Eu mal ouvia, mal o via. Embora meus olhos estivessem abertos eu não conseguia sentir nada além de tremor e náuseas, mas eu seria forte. Tirei completamente a calça.

— Eu sei o que você quer, Ezequiel. Estou bem aqui — tirei a blusinha e joguei no chão. Em seguida comecei a soltar o sutiã.

— Porque está fazendo isso? Como sabe o que eu quero? Eu não disse o que eu queria? — soltei o sutiã no chão e fiquei só de calcinha na sua frente.

— Você viu a situação das minhas irmãs. Só você pode salvá-las. Quero que liberte as duas e envie para um dos seus lugares seguros. Em troca serei sua. Serei sua até que a dívida delas seja paga.

Olhei pra ele e senti meu corpo arrepiar inteiro quando olhei nos seus olhos e ele correu na minha direção, segurou meu corpo como se fosse uma boneca.

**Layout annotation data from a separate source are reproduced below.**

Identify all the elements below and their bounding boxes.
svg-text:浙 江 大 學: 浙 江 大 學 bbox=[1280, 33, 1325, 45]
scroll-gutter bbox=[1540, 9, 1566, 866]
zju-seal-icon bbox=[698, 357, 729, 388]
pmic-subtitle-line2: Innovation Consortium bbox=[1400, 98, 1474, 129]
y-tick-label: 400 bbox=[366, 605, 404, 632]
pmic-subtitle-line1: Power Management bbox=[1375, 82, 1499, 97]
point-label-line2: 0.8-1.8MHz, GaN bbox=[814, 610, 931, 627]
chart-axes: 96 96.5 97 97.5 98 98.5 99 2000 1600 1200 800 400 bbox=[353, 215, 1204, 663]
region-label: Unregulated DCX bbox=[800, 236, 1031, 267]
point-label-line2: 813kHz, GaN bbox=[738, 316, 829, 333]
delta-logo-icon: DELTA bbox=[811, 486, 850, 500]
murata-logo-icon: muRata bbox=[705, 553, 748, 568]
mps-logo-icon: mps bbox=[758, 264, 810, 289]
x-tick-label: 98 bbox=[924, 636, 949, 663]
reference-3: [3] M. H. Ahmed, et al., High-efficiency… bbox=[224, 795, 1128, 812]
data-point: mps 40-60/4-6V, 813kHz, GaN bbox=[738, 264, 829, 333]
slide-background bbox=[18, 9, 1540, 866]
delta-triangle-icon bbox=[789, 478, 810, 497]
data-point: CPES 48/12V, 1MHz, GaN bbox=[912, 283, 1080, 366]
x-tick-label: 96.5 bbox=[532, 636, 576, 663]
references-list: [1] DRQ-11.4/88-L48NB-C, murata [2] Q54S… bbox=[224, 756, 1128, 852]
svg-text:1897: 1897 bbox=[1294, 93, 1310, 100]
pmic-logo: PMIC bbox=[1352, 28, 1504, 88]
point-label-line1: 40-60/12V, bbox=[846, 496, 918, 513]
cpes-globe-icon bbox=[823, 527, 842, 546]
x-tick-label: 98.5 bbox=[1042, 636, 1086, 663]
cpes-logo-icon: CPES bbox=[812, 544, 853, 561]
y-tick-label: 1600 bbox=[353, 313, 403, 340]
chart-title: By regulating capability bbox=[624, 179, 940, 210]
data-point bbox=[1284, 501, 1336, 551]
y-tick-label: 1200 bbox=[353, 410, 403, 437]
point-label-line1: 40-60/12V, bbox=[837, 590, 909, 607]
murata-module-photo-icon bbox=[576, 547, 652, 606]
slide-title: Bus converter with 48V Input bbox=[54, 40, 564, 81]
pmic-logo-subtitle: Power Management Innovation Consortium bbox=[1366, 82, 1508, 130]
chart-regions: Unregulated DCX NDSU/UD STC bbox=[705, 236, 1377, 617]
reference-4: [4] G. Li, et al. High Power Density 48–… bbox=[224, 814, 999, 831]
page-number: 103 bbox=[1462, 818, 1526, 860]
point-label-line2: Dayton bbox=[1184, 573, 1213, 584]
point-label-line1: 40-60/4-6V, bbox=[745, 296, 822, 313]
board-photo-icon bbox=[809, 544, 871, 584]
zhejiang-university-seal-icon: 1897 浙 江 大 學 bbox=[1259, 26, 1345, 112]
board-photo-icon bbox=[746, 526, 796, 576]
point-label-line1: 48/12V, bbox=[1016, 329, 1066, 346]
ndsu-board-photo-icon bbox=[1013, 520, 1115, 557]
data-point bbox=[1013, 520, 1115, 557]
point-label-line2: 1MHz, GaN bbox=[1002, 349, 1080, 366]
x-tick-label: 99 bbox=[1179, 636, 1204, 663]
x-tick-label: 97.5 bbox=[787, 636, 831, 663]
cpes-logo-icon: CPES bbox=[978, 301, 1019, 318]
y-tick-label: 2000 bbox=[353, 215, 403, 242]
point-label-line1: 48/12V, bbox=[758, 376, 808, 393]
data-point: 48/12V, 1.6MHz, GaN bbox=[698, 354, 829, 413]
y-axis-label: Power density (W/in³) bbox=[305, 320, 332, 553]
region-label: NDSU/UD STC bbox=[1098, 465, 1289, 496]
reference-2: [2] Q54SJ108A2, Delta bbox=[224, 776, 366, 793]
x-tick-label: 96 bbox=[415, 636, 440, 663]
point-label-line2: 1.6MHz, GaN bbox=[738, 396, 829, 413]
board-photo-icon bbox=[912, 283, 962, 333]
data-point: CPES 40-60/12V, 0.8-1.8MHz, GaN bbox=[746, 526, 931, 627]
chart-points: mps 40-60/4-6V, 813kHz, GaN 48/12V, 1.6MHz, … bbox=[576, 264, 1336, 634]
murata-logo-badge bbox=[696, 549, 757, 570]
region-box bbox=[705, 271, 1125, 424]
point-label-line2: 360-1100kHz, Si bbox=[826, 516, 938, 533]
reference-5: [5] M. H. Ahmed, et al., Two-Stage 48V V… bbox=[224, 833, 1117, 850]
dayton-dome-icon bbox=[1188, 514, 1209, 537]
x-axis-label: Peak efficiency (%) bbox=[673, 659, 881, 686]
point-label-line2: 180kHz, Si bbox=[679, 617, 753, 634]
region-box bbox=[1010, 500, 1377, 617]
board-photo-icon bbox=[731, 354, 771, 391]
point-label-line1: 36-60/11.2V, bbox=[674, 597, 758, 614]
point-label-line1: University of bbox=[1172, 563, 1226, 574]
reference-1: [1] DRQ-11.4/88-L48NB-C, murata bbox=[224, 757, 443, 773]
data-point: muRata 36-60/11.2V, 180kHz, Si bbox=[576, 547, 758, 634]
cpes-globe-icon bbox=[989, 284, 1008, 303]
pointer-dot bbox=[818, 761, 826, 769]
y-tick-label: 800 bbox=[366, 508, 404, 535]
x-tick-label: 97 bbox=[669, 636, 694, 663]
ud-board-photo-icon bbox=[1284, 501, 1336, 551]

— Meu Deus. O que fizeram com você bonequinha? — olhou profundamente pra mim e falou manso — Você entendeu tudo errado, não sou esse homem, meu anjo.

Senti quando dobrou o joelho e colocou meu corpo sobre a cama. Senti sua boca beijando meu rosto e permaneci imóvel.

— O que te faz pensar que faria isso? Eu nunca faria bonequinha — fiquei sem ar quando o vi olhando meu corpo e senti suas mãos nos meus braços. Fechei os olhos bem forte pensando que enfim o tormento começaria — Eu quero nomes, meu anjo. Cada maldito que encostou em você vai conhecer a fúria do verdadeiro nome de Ezequiel. Eu juro.

De repente senti alguns movimentos e que ele colocava algo em cima de mim. Abri os olhos e vi um casaco. Era o casaco dele. Em seguida me cobriu com uma coberta que me agarrei a ela apertando com força.

Só que lembrei dos meus motivos. Soraya e Iris precisavam de mim, não existia mais ninguém por elas, então tentei tirar tudo de cima de mim.

— Eu quero que me tome, mesmo que eu negue, mesmo que eu diga que não, Ezequiel. Não é nada difícil pra você, sei que é meu corpo que quer. Quero que liberte elas. Por favor. Eu imploro, liberte elas, Ezequiel! — ele veio por cima de mim e me cobriu de novo.

— Eu prometo que vou libertar, mas isso não vai te custar nada. Está me ouvindo? Eu não pedi nada disso. Só quero cuidar de você. Me escuta meu anjo.